Certes, la raison qui peut pousser des hommes d'âge mûr, souvent au seuil de la retraite, contraints de quitter le poste qu'ils occupaient à la tête d'une très grande entreprise, à emporter avec eux en toute légalité, comme le rappelle Jules, un magot cumulant les euros par millions et dont, à l'image de l'Express, on peut trouver distrayant de calculer le montant en équivalant-années de rémunération moyenne des salariés de l'entreprise en question, échappe un peu à l'entendement. On se doute bien que leur irréprochable sens de l'intérêt public, qui leur fera reverser à l'État plus de la moitié de la somme en question et fait donc de ce dernier le premier bénéficiaire de l'opération, puisqu'il profite bien plus de l'imposition d'un seul Zacharias que de celles de dizaines de milliers de smicards, lesquels se placent plutôt du côté des charges, n'est pas seul en cause. Pourtant, dans la charette des patrons-voyous que le peuple politique, syndicaliste et journalistique conduit actuellement au pilori, en attendant mieux, un condamné ne paraît pas à la bonne place : Jean-François Roverato[1], barbu comme Antoine Zacharias et, à l'image de l'ancien patron de Vinci, PDG d'un groupe de travaux publics, Eiffage, au pedigree incomparable.
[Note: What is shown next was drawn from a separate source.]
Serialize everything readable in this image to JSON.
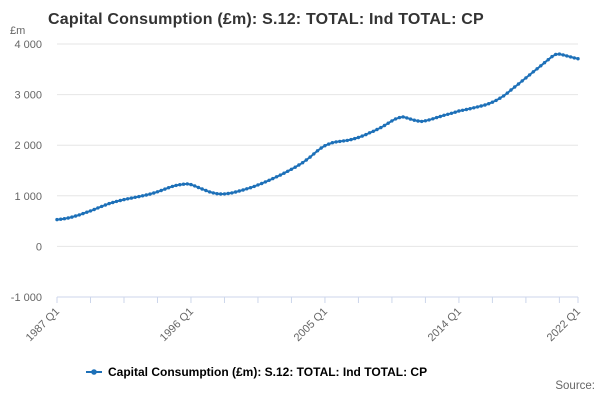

Pris dans la nasse, Jean-François Roverato se voit reprocher d'avoir, sur les deux derniers exercices, reçu un total de 195 000 actions gratuites d'Eiffage, lesquelles, au cours du jour, sont valorisées dans les 114 euros ; au premier abord, on voit pourtant mal à quel titre les salariés pourraient s'en plaindre, puisque ces 22 millions virtuels que le patron d'Eiffage encaisserait éventuellement s'il vendait ces titres seront exclusivement financés par les actionnaires. Mais il se trouve que, comme souvent dans le BTP, chez Vinci par exemple, mais plus encore chez Eiffage où, entre Eiffage 2000, le véhicule ad hoc, et les participations individuelles, les salariés détiennent plus de 40 % du capital, salarié et actionnaire, c'est la même chose ; d'où la stratégie du PDG qui, pour se justifier devant ses employés, invoque les gains en capital que ses vingt ans de présidence leur ont apporté. Reste pourtant un élément qui coince : l'interdiction faite à ceux-ci de revendre leurs actions au moment où les cours atteignent des niveaux qu'ils ne suffit pas de qualifier d'historiques puisque, naviguant autour des 75 euros entre avril 2006 et mars 2007, il viennent brusquement de bondir jusqu'à un plus haut de 129 euros atteint le 5 avril dernier.
La récente montée au capital de Sacyr Vallehermoso, l'un de ce groupes de travaux publics espagnols à la santé de fer et à l'appétit féroce, qui, détenant 33 % des actions, pourrait presque par hasard franchir ce seuil fatidique qui le contraindrait à lancer une OPA sur le groupe, explique à elle seule à la fois la récente flambée du cours, et sa toute relative décrue. Or, précise Jean-Francois Roverato, cette fugitive aubaine n'aurait pu profiter aux salariés de son entreprise, dont la participation se trouvait bloquée, mais seulement à ceux qui, ayant quitté celle-ci, se trouvaient libres de réaliser leur gains. Leur interdire, dans l'attente de l'assemblée générale du 18 avril prochain qui clarifiera les positions, de liquider les leurs relève donc de la simple équité.

En somme, les même censeurs qui, lorsque Noël Forgeard réalise une partie de ses plus-values en vendant au plus haut des titres EADS, soupçonnent le délit d'initié, condamnent le patron d'Eiffage alors qu'il cherche, précisément, à contrecarrer des abus du même ordre. Recevant, pour la première fois dans sa longue carrière, des options d'achat d'actions qu'il ne pourra donc exercer avant quelque temps, il montre l'exemple là où d'autres, profitant des rumeurs d'OPA, seraient d'autant plus tentés de profiter de l'aubaine au détriment de leurs petits camarades que, comme toujours en pareil cas, celles-ci se montrent excessivement volatiles. Evidemment, si l'affaire se fait, si un groupe d'investisseurs espagnols lance une OPA sur Eiffage, cette judicieuse dotation gratuite en capital prendra, pécunièrement comme symboliquement, d'autant plus de valeur que la note sera alors acquittée par un actionnariat presque totalement espagnol.

Notes

[1] on notera au passage que, une semaine après la publication de ce billet, les journalistes du Figaro confondent toujours Serge Simon, médecin et célèbre ex-pilier international, avec Serge Michel. Visiblement, ils n'ont pas de bonnes lectures.